Carlos Farias e Coral das Lavadeiras de Almenara: novo CD

O Coral das Lavadeiras de Almenara e o maestro Carlos Farias se reinventam com o show e CD “Devoção”, com canções do folclore do Vale Jequitinhonha e Mucuri, e também com a chegada de novos integrantes. É o caso da adolescente e caçulinha do grupo Mariana da Conceição Gonçalves, 17 anos, e neta de dona Isabel (Ana Isabel da Conceição), uma das mais antigas lavadeiras.

“Sempre acompanhei e, além disso, minha avó incentiva. Desde pequena tinha esse sonho, ainda mais porque estudo canto, e também dou aula de canto em Almenara. Além da minha avó, carrego essa influência forte da música”.

A jovem “lavadeira”, o restante do grupo e Farias sobem nesta quinta-feira (20) ao palco do Grande Teatro Sesc Palladium, às 21h, com entrada franca, em apresentação que vai reunir cantigas do CD e dos dois primeiros trabalhos, “Batukim Brasileiro”, de 2002, e “Água – A Música das Lavadeiras do Jequitinhonha”, de 2005.

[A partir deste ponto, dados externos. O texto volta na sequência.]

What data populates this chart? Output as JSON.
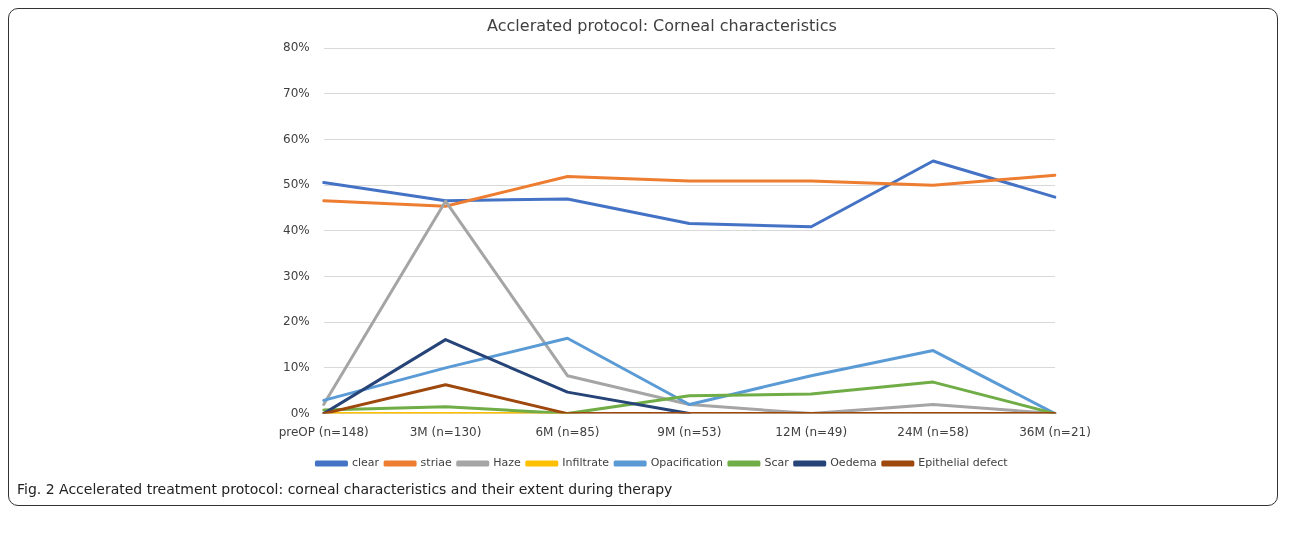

Essa integração e renovação alcançam as mais antigas das lavadeiras, como Adélia Barbosa, 75 anos. Ela conta que começou a cantar com as outras companheiras nas beiradas do córrego São Francisco e no rio Jequitinhonha. “Depois passamos a cantar na lavanderia comunitária de Almenara, o Carlos (Farias) viu e gostou. Em 1991, a gente começou a trabalhar junto. Nunca pensei que isso fosse sair do Jequitinhonha, mas já andamos muito nesses anos”, destaca. A mais velha do grupo, dona Emília, 80 anos, não pôde vir para essa apresentação.

Piano

Neste novo trabalho e show, o maestro Carlos Farias decidiu inovar com a introdução do piano em duas faixas, e exclusivamente em “Aldeia Real”. “Em ‘Aldeia Real’ só utilizo o piano com as lavadeiras e em “Cheirou Guiné” tem o piano e percussão”, ressalta Farias. As cantigas são adaptadas do folclore.